Genre: Regency Romance
Hugh Danby, Baron Cadgwith, may think he's put an end to the noise, but he has no idea what he's begun. Though the waters of Bath provide relief from the suffering caused by his war injuries, he finds his new neighbor bothersome, vexing, and...inexplicably enchanting. Before long, Hugh suspects that even if his body heals, it's his heart that might end up broken.
Charity Effington has gone to Bath to visit with her grandmother after an unfortunate broken betrothal. Not that it is unfortunate for her, considering that she realized they would not suit, but in everyone else's eyes, it was unfortunate. But she is consoled in the fact that there is going to be a music festival, and not only does Charity play the pianoforte, she composes her own music. Her happiest times are in the music room losing herself in the sound.
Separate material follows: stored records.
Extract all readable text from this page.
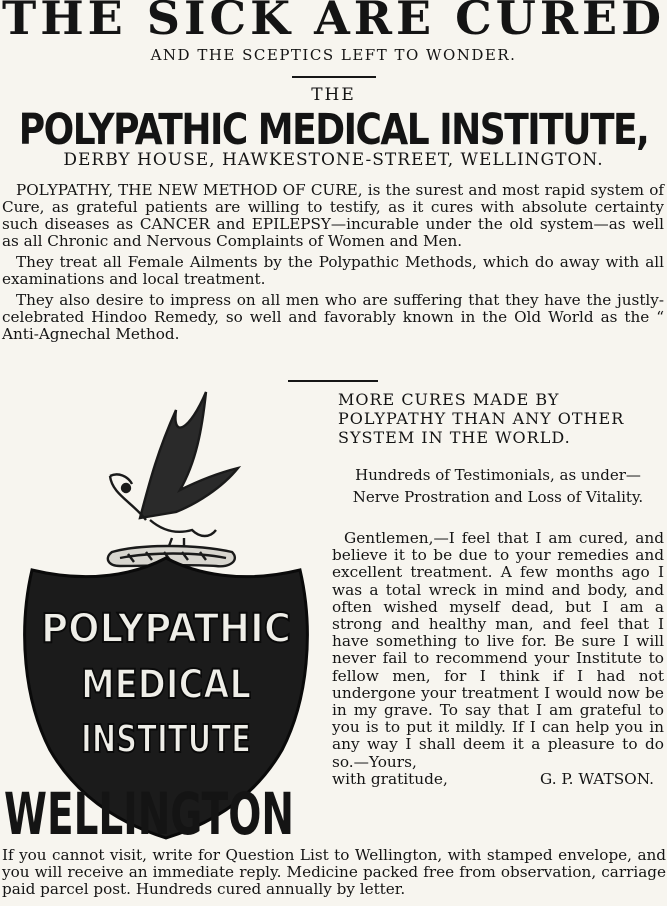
THE SICK ARE CURED
AND THE SCEPTICS LEFT TO WONDER.
THE
POLYPATHIC MEDICAL INSTITUTE,
DERBY HOUSE, HAWKESTONE-STREET, WELLINGTON.

POLYPATHY, THE NEW METHOD OF CURE, is the surest and most rapid system of Cure, as grateful patients are willing to testify, as it cures with absolute certainty such diseases as CANCER and EPILEPSY—incurable under the old system—as well as all Chronic and Nervous Complaints of Women and Men.

They treat all Female Ailments by the Polypathic Methods, which do away with all examinations and local treatment.

They also desire to impress on all men who are suffering that they have the justly-celebrated Hindoo Remedy, so well and favorably known in the Old World as the “ Anti-Agnechal Method.

POLYPATHIC
MEDICAL
INSTITUTE
WELLINGTON
MORE CURES MADE BY POLYPATHY THAN ANY OTHER SYSTEM IN THE WORLD.
Hundreds of Testimonials, as under—
Nerve Prostration and Loss of Vitality.

Gentlemen,—I feel that I am cured, and believe it to be due to your remedies and excellent treatment. A few months ago I was a total wreck in mind and body, and often wished myself dead, but I am a strong and healthy man, and feel that I have something to live for. Be sure I will never fail to recommend your Institute to fellow men, for I think if I had not undergone your treatment I would now be in my grave. To say that I am grateful to you is to put it mildly. If I can help you in any way I shall deem it a pleasure to do so.—Yours,

with gratitude,	G. P. WATSON.
If you cannot visit, write for Question List to Wellington, with stamped envelope, and you will receive an immediate reply. Medicine packed free from observation, carriage paid parcel post. Hundreds cured annually by letter.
Or it was...until Hugh Danby moved into the townhouse next door. The new Baron it seems, cannot stand the sound of music and makes a visit to her and her grandmother to virtually tell her to stop playing. Which, of course, she will not do, especially since she considers him rude to even suggest it. So, of course, Charity continues to play, and loudly. Thus begins a battle between the two that soon turns into something a little more friendly.
I was pleasantly surprised by this book for various reasons, the first being that it is a sweet romance, with little more than kissing taking place. With less attention being focused on sex scenes, more will be focused on characters and plot, in my opinion. In this, Ms. Knightley fares well. Charity is a shy girl and will rarely, if at all, speak up for herself. Yet she knows an injustice has been done to her, and she fights back the only way she knows how, with her music. The baron, however, is suffering from severe wounds he suffered during the war (unbeknownst to Charity), and the music brings on violent attacks and headaches which may last from hours to days. Unwilling to share this information, he goes from being rude to cajoling to kind toward Charity, which confuses her no end.
The day-to-day interaction between the two could lead to no less than a mutual attraction in the end, which we all know. But it is the journey towards so, and the supporting characters of her friends Sophie and May, who make that journey more pleasant. I will say my favorite character was Thomas, Hugh's young vicar relation, who acts and thinks as anything such. I would have liked to have seen more of him, but we can't have everything!
In all, this was a delightful book, my first read by this author, but definitely not the last. For anyone who is interested in Regency, I think this will be a nice addition to their collection.